The environmental sustainability of Quebec’s hydro-electricity is another factor playing in Montreal’s favour, as many large technology companies are choosing regions with sustainable power, Byers says.

In addition, Montreal and Quebec provide “a significant amount” of financial incentives for technology companies to enter the market which far exceed those elsewhere in Canada.

These include a tax credit of up to $25,000 per person for hiring a new IT employee, a 30 per cent tax credit on eligible research and development expenditures and generous capital cost allowance rates for purchasing clean energy equipment.

Although Montreal’s land costs are substantially lower than those in Toronto and or Vancouver, “the biggest difference really is on the power side of things.”

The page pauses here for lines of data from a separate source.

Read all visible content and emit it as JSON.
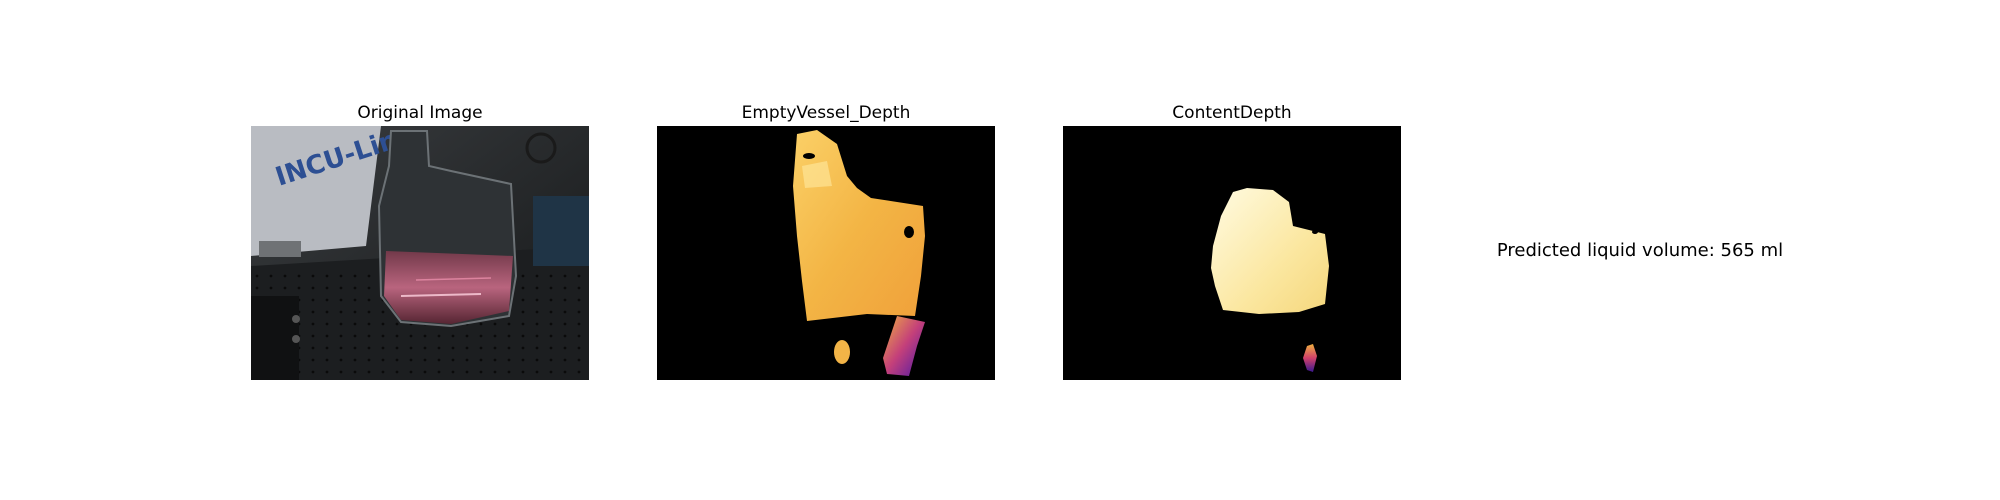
{
  "panels": {
    "original": {
      "title": "Original Image",
      "sign_text": "INCU-Line"
    },
    "empty_vessel": {
      "title": "EmptyVessel_Depth"
    },
    "content": {
      "title": "ContentDepth"
    }
  },
  "result": {
    "label": "Predicted liquid volume:",
    "value": "565",
    "unit": "ml",
    "text": "Predicted liquid volume: 565 ml"
  },
  "colors": {
    "background": "#ffffff",
    "panel_background": "#000000",
    "depth_near": "#fff8c8",
    "depth_mid": "#f6b33c",
    "depth_far": "#6a1fb0"
  }
}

He says savings between Quebec and Ontario are about $1 million per megawatt, per year of operating costs. “If you are a large provider and have 10 or 20 or 30 megawatts, the savings per year on the electricity alone can be $10, $20 or $30 million – those savings alone are driving a lot of interest in the Quebec market.”

Rapidly build capacity

According to Byers, ROOT’s key differentiator, which has driven most of its business, is its ability to build capacity faster than its North American competitors. “We can build multiple megawatt deployment within 120 to 180 days, compared to a traditional build cycle of eight to 10 months.”

ROOT has been able to reduce the amount of time it takes to build by doing its own engineering and general contracting, using a just-in-time method of construction and standardized equipment in all of its designs, he says.

“One of the challenges of some of the largest technology companies in the world today is that they have unknown growth rates and they need massive amounts of demand and need to expand very quickly,” he says. “You can’t plan for that growth and having a data centre provider who could build out more capacity faster than anyone else is a key competitive advantage.”

Byers, who has 20 years of experience in the data centre industry, was previously president of Rogers Data Centres, executive vice-president of Primus, and chief operating officer at Magma Communications.

Byers says ROOT probably has enough capacity at its current sites for the next 12 to 18 months and will then likely be looking for new sites.

ROOT has 58 employees and is so named because the root of all technology implementation is inside data centres, he says.

Although “we think Montreal is the largest data centre opportunity for growth in Canada,” ROOT is considering building data centres in other countries. “There are a number of countries around the world where the cloud providers have not entered yet,” Byers notes.